Trump voted by mail in the state, as did GOP Florida Gov. Ron DeSantis, who cast a mail ballot in six out of seven elections from 2016 to 2020. While they spread lies about widespread voter fraud in states Joe Biden won, Republicans cited Florida as a model of election integrity. “Perhaps 2020 was the year we finally vanquished the ghost of Bush versus Gore,” DeSantis said.

Dating back to the 2000 election cycle—when the GOP sent absentee ballot request forms to all registered Republicans to increase turnout among rural and elderly voters—Florida Republicans have pioneered the use of mail voting. But in 2020, for the first time in state history, Democrats in the state outpaced the GOP in mail voting, casting a whopping 680,000 more mail ballots than Republicans did. Trump still won the Sunshine State by 3 percentage points, but the sudden shift in voting patterns seems to have caused Republican politicians to do an about-face on the issue. 

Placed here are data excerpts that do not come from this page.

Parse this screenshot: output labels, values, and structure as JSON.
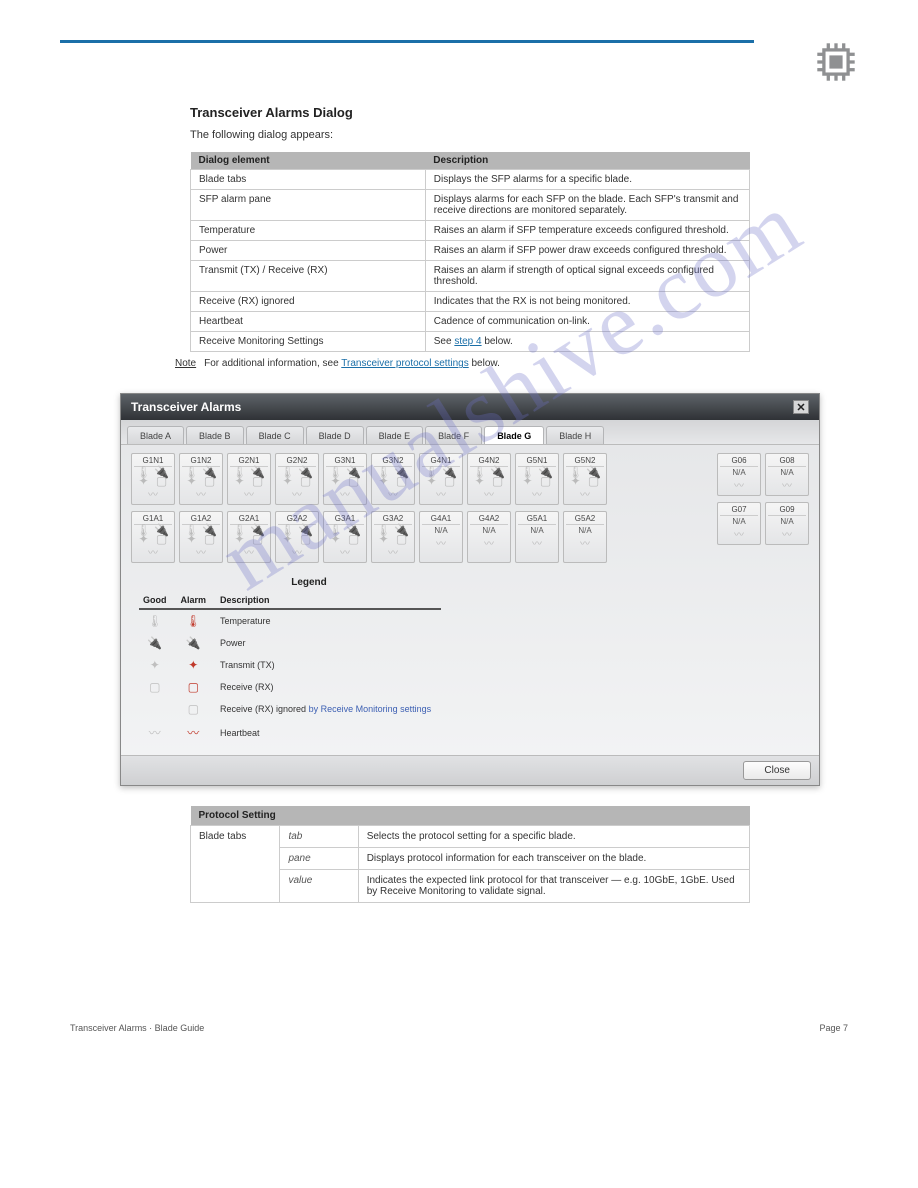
{
  "watermark": "manualshive.com",
  "chip_color": "#8f9092",
  "heading": "Transceiver Alarms Dialog",
  "intro": "The following dialog appears:",
  "spec_table": {
    "headers": [
      "Dialog element",
      "Description"
    ],
    "rows": [
      [
        "Blade tabs",
        "Displays the SFP alarms for a specific blade."
      ],
      [
        "SFP alarm pane",
        "Displays alarms for each SFP on the blade. Each SFP's transmit and receive directions are monitored separately."
      ],
      [
        "Temperature",
        "Raises an alarm if SFP temperature exceeds configured threshold."
      ],
      [
        "Power",
        "Raises an alarm if SFP power draw exceeds configured threshold."
      ],
      [
        "Transmit (TX) / Receive (RX)",
        "Raises an alarm if strength of optical signal exceeds configured threshold."
      ],
      [
        "Receive (RX) ignored",
        "Indicates that the RX is not being monitored."
      ],
      [
        "Heartbeat",
        "Cadence of communication on-link."
      ],
      [
        "Receive Monitoring Settings",
        "See step 4 below."
      ]
    ]
  },
  "note": {
    "label": "Note",
    "text": "For additional information, see ",
    "link_text": "Transceiver protocol settings",
    "suffix": " below."
  },
  "dialog": {
    "title": "Transceiver Alarms",
    "close_glyph": "✕",
    "tabs": [
      "Blade A",
      "Blade B",
      "Blade C",
      "Blade D",
      "Blade E",
      "Blade F",
      "Blade G",
      "Blade H"
    ],
    "active_tab": "Blade G",
    "row1": [
      "G1N1",
      "G1N2",
      "G2N1",
      "G2N2",
      "G3N1",
      "G3N2",
      "G4N1",
      "G4N2",
      "G5N1",
      "G5N2"
    ],
    "row2": [
      {
        "label": "G1A1",
        "na": false
      },
      {
        "label": "G1A2",
        "na": false
      },
      {
        "label": "G2A1",
        "na": false
      },
      {
        "label": "G2A2",
        "na": false
      },
      {
        "label": "G3A1",
        "na": false
      },
      {
        "label": "G3A2",
        "na": false
      },
      {
        "label": "G4A1",
        "na": true
      },
      {
        "label": "G4A2",
        "na": true
      },
      {
        "label": "G5A1",
        "na": true
      },
      {
        "label": "G5A2",
        "na": true
      }
    ],
    "side_row1": [
      {
        "label": "G06",
        "na": true
      },
      {
        "label": "G08",
        "na": true
      }
    ],
    "side_row2": [
      {
        "label": "G07",
        "na": true
      },
      {
        "label": "G09",
        "na": true
      }
    ],
    "legend_title": "Legend",
    "legend_headers": [
      "Good",
      "Alarm",
      "Description"
    ],
    "legend_rows": [
      {
        "good": "🌡",
        "alarm": "🌡",
        "alarm_class": "alarm-red",
        "desc": "Temperature"
      },
      {
        "good": "🔌",
        "alarm": "🔌",
        "alarm_class": "alarm-pink",
        "desc": "Power"
      },
      {
        "good": "✦",
        "alarm": "✦",
        "alarm_class": "alarm-red",
        "desc": "Transmit (TX)"
      },
      {
        "good": "▢",
        "alarm": "▢",
        "alarm_class": "alarm-red",
        "desc": "Receive (RX)"
      },
      {
        "good": "",
        "alarm": "▢",
        "alarm_class": "good-grey",
        "desc": "Receive (RX) ignored ",
        "link": "by Receive Monitoring settings"
      },
      {
        "good": "〰",
        "alarm": "〰",
        "alarm_class": "alarm-red",
        "desc": "Heartbeat"
      }
    ],
    "close_btn": "Close"
  },
  "proto_table": {
    "headers": [
      "Protocol Setting",
      "",
      ""
    ],
    "rows": [
      {
        "first": "Blade tabs",
        "kind": "tab",
        "desc": "Selects the protocol setting for a specific blade."
      },
      {
        "first": "",
        "kind": "pane",
        "desc": "Displays protocol information for each transceiver on the blade."
      },
      {
        "first": "",
        "kind": "value",
        "desc": "Indicates the expected link protocol for that transceiver — e.g. 10GbE, 1GbE. Used by Receive Monitoring to validate signal."
      }
    ]
  },
  "footer": {
    "left": "Transceiver Alarms · Blade Guide",
    "right": "Page 7"
  }
}
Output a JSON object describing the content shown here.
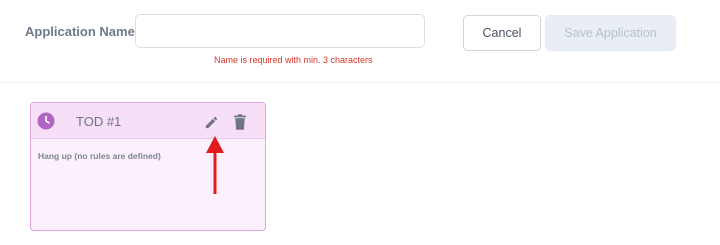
{
  "form": {
    "name_label": "Application Name:",
    "name_value": "",
    "name_placeholder": "",
    "error_message": "Name is required with min. 3 characters"
  },
  "buttons": {
    "cancel_label": "Cancel",
    "save_label": "Save Application"
  },
  "rule_card": {
    "title": "TOD #1",
    "description": "Hang up (no rules are defined)",
    "icons": [
      "clock-icon",
      "pencil-icon",
      "trash-icon"
    ]
  },
  "colors": {
    "error": "#d9362c",
    "card_border": "#dda6e3",
    "card_background": "#fdf0fd",
    "card_header": "#f7dff8",
    "clock_icon": "#b067c4",
    "annotation_arrow": "#e01b1b",
    "save_disabled_bg": "#e9eef5"
  }
}
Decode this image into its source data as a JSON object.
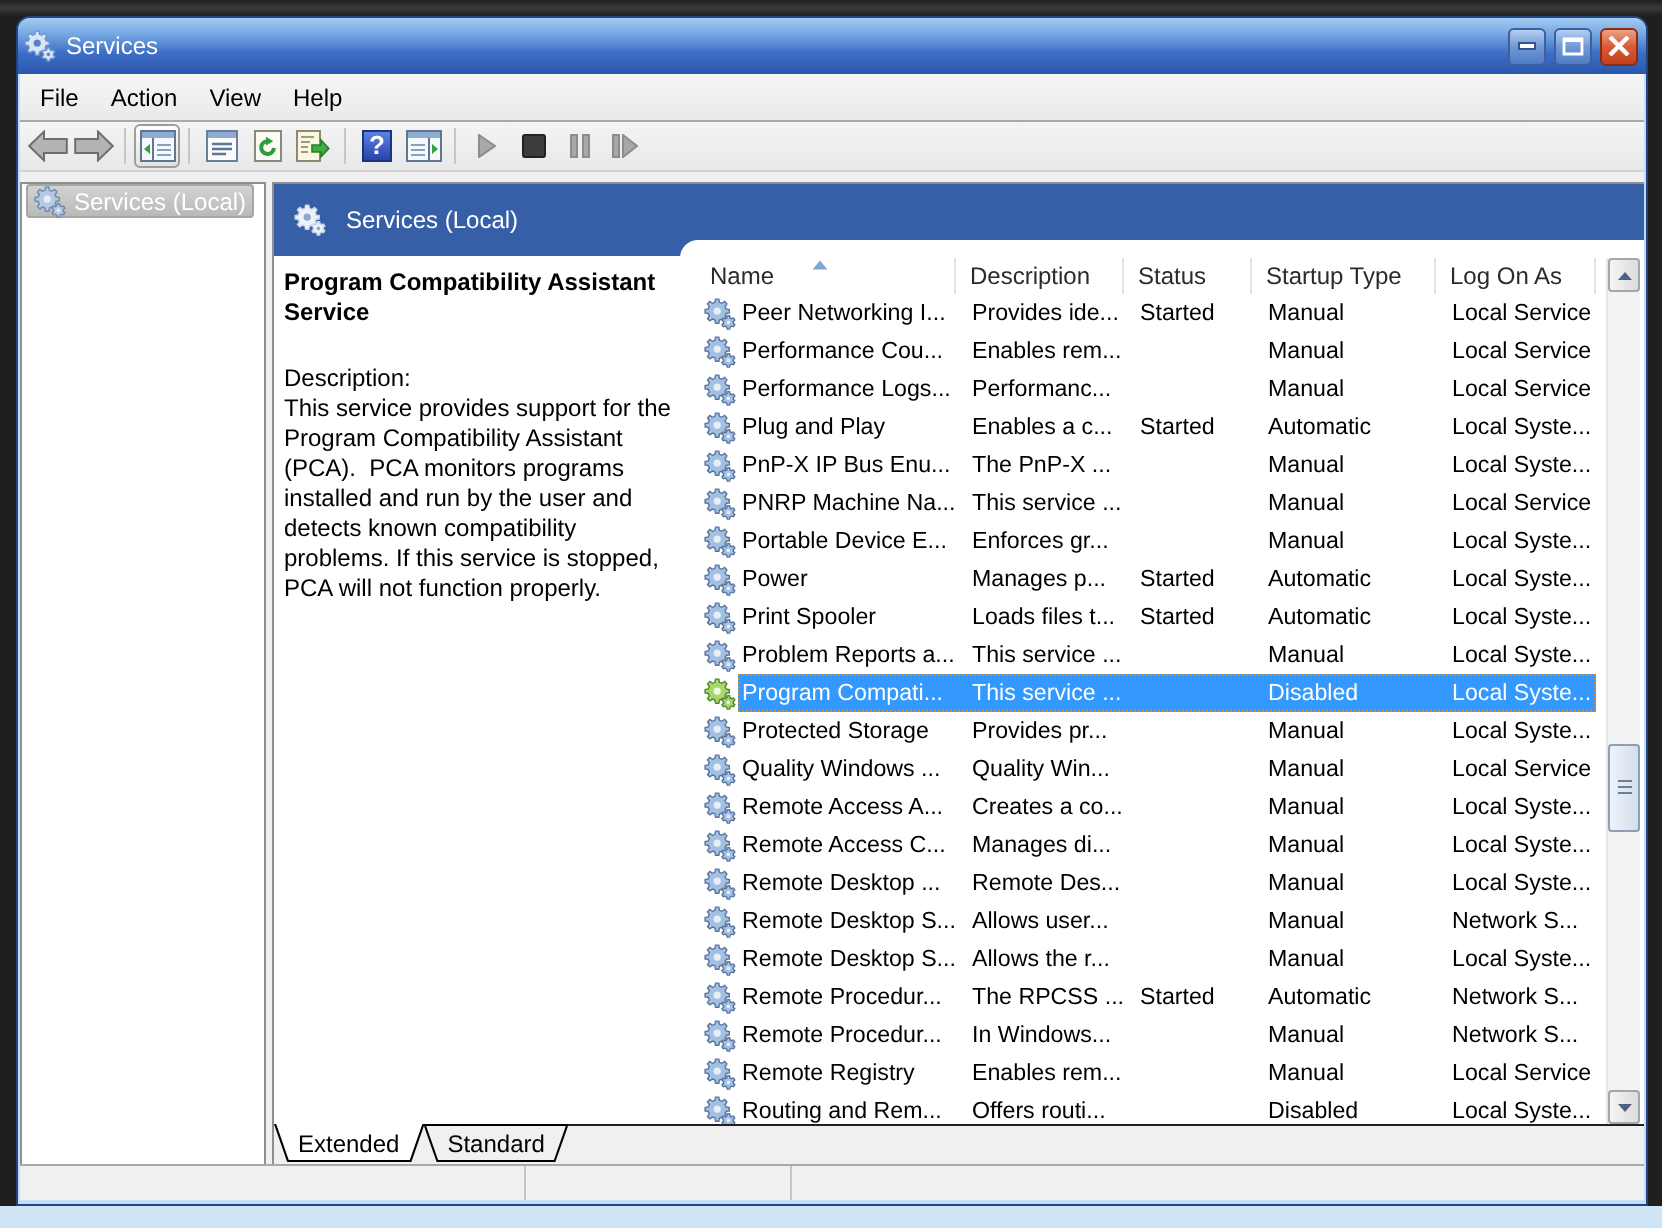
{
  "window": {
    "title": "Services"
  },
  "menu": [
    "File",
    "Action",
    "View",
    "Help"
  ],
  "toolbar": [
    {
      "buttons": [
        {
          "kind": "back",
          "disabled": true,
          "pressed": false
        },
        {
          "kind": "forward",
          "disabled": true,
          "pressed": false
        }
      ]
    },
    {
      "buttons": [
        {
          "kind": "tree_pane",
          "disabled": false,
          "pressed": true
        }
      ]
    },
    {
      "buttons": [
        {
          "kind": "properties",
          "disabled": false,
          "pressed": false
        },
        {
          "kind": "refresh",
          "disabled": false,
          "pressed": false
        },
        {
          "kind": "export",
          "disabled": false,
          "pressed": false
        }
      ]
    },
    {
      "buttons": [
        {
          "kind": "help",
          "glyph": "?",
          "disabled": false,
          "pressed": false
        },
        {
          "kind": "action_pane",
          "disabled": false,
          "pressed": false
        }
      ]
    },
    {
      "buttons": [
        {
          "kind": "start",
          "disabled": true,
          "pressed": false
        },
        {
          "kind": "stop",
          "disabled": false,
          "pressed": false
        },
        {
          "kind": "pause",
          "disabled": true,
          "pressed": false
        },
        {
          "kind": "restart",
          "disabled": true,
          "pressed": false
        }
      ]
    }
  ],
  "tree": {
    "items": [
      {
        "label": "Services (Local)",
        "selected": true
      }
    ]
  },
  "pane_header": {
    "title": "Services (Local)"
  },
  "details": {
    "title": "Program Compatibility Assistant Service",
    "description_label": "Description:",
    "description": "This service provides support for the Program Compatibility Assistant (PCA).  PCA monitors programs installed and run by the user and detects known compatibility problems. If this service is stopped, PCA will not function properly."
  },
  "table": {
    "columns": [
      {
        "label": "Name",
        "sorted": true
      },
      {
        "label": "Description",
        "sorted": false
      },
      {
        "label": "Status",
        "sorted": false
      },
      {
        "label": "Startup Type",
        "sorted": false
      },
      {
        "label": "Log On As",
        "sorted": false
      }
    ],
    "rows": [
      {
        "name": "Peer Networking I...",
        "description": "Provides ide...",
        "status": "Started",
        "startup_type": "Manual",
        "log_on_as": "Local Service",
        "selected": false
      },
      {
        "name": "Performance Cou...",
        "description": "Enables rem...",
        "startup_type": "Manual",
        "log_on_as": "Local Service",
        "selected": false
      },
      {
        "name": "Performance Logs...",
        "description": "Performanc...",
        "startup_type": "Manual",
        "log_on_as": "Local Service",
        "selected": false
      },
      {
        "name": "Plug and Play",
        "description": "Enables a c...",
        "status": "Started",
        "startup_type": "Automatic",
        "log_on_as": "Local Syste...",
        "selected": false
      },
      {
        "name": "PnP-X IP Bus Enu...",
        "description": "The PnP-X ...",
        "startup_type": "Manual",
        "log_on_as": "Local Syste...",
        "selected": false
      },
      {
        "name": "PNRP Machine Na...",
        "description": "This service ...",
        "startup_type": "Manual",
        "log_on_as": "Local Service",
        "selected": false
      },
      {
        "name": "Portable Device E...",
        "description": "Enforces gr...",
        "startup_type": "Manual",
        "log_on_as": "Local Syste...",
        "selected": false
      },
      {
        "name": "Power",
        "description": "Manages p...",
        "status": "Started",
        "startup_type": "Automatic",
        "log_on_as": "Local Syste...",
        "selected": false
      },
      {
        "name": "Print Spooler",
        "description": "Loads files t...",
        "status": "Started",
        "startup_type": "Automatic",
        "log_on_as": "Local Syste...",
        "selected": false
      },
      {
        "name": "Problem Reports a...",
        "description": "This service ...",
        "startup_type": "Manual",
        "log_on_as": "Local Syste...",
        "selected": false
      },
      {
        "name": "Program Compati...",
        "description": "This service ...",
        "startup_type": "Disabled",
        "log_on_as": "Local Syste...",
        "selected": true
      },
      {
        "name": "Protected Storage",
        "description": "Provides pr...",
        "startup_type": "Manual",
        "log_on_as": "Local Syste...",
        "selected": false
      },
      {
        "name": "Quality Windows ...",
        "description": "Quality Win...",
        "startup_type": "Manual",
        "log_on_as": "Local Service",
        "selected": false
      },
      {
        "name": "Remote Access A...",
        "description": "Creates a co...",
        "startup_type": "Manual",
        "log_on_as": "Local Syste...",
        "selected": false
      },
      {
        "name": "Remote Access C...",
        "description": "Manages di...",
        "startup_type": "Manual",
        "log_on_as": "Local Syste...",
        "selected": false
      },
      {
        "name": "Remote Desktop ...",
        "description": "Remote Des...",
        "startup_type": "Manual",
        "log_on_as": "Local Syste...",
        "selected": false
      },
      {
        "name": "Remote Desktop S...",
        "description": "Allows user...",
        "startup_type": "Manual",
        "log_on_as": "Network S...",
        "selected": false
      },
      {
        "name": "Remote Desktop S...",
        "description": "Allows the r...",
        "startup_type": "Manual",
        "log_on_as": "Local Syste...",
        "selected": false
      },
      {
        "name": "Remote Procedur...",
        "description": "The RPCSS ...",
        "status": "Started",
        "startup_type": "Automatic",
        "log_on_as": "Network S...",
        "selected": false
      },
      {
        "name": "Remote Procedur...",
        "description": "In Windows...",
        "startup_type": "Manual",
        "log_on_as": "Network S...",
        "selected": false
      },
      {
        "name": "Remote Registry",
        "description": "Enables rem...",
        "startup_type": "Manual",
        "log_on_as": "Local Service",
        "selected": false
      },
      {
        "name": "Routing and Rem...",
        "description": "Offers routi...",
        "startup_type": "Disabled",
        "log_on_as": "Local Syste...",
        "selected": false
      }
    ]
  },
  "view_tabs": [
    {
      "label": "Extended",
      "selected": true
    },
    {
      "label": "Standard",
      "selected": false
    }
  ]
}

New legislation passed on Thursday night by Florida’s GOP-controlled legislature—which DeSantis has advocated for and is expected to sign—rolls back access to mail voting, following the blueprint enacted by Georgia Republicans last month. The centerpiece of the Florida bill severely restricts mail ballot drop boxes, which 1.5 million Floridians used in November. Whereas previously drop boxes were widely accessible across the state—including being open 24/7 in many locations under security surveillance—now drop boxes must be staffed by an election worker at all times, which will sharply limit the number of boxes and when voters can access them. “I could not give up one of my staff members to just sit at our drop box all day long, nor could I afford with my budget to hire another staff member just to do that,” Bradford County Supervisor of Elections Amanda Seyfang told WUFT News. In addition, county election supervisors will be subject to a $25,000 fine if they do not adhere to the legislature’s strict rules, which will further disincentive election officials from making drop boxes widely available. 

The bill also makes mail ballots harder to obtain, requiring voters to apply for one every election cycle. In the past, voters only had to request them once every two election cycles. And it adds a new ID requirement to obtain a mail ballot, whereas previously none was needed.

In 2020, 43 percent of Floridians—4.7 million people—voted by mail, and Democrats accounted for 45 percent of mail voters compared to 31 percent for Republicans. While vote-by-mail use rose across the board from 2016 to 2020, it doubled among Black voters, the largest increase among any demographic group.  

“It’s not Georgia,” said Democratic state Sen. Shevrin Jones of Broward County when the bill first passed the Senate on Monday, which happened to be Confederate Memorial Day in Florida. “But it’s definitely Georgia-lite.”

The bill echoes Georgia’s law in other ways as well. It bans groups from giving out food and water to voters in line. It prohibits election officials from accepting funding from nonprofit groups. And it increases the chances that ballots will be thrown out or contested by allowing partisan election observers to challenge every ballot to which they have a “reasonable objection.” Poll watchers for political parties or candidates must now be able to “view directly” ballots being examined for signature matching, which could lead to chaos inside ballot counting rooms.

“The number of people we’re talking about that would be allowed to get in and be in very close proximity to the ballot duplication process, I think presents very grave security risks for many offices,” Leon County Supervisor of Elections Mark Earley testified before the legislature.

For all of these reasons, Florida’s election supervisors unanimously oppose the bill. “I’m literally befuddled as to why we would tweak a system that performed exceedingly well,” said Pasco County GOP Supervisor of Elections Brian Corley.

But the Florida law follows a clear pattern emerging in GOP-controlled states: Take advantage of voting laws when they work for your party, but change them the minute the other side starts using them more.

Florida is now the seventh GOP-led state to enact new restrictions on voting this year, alongside Arkansas, Georgia, Iowa, Montana, Utah, and Wyoming.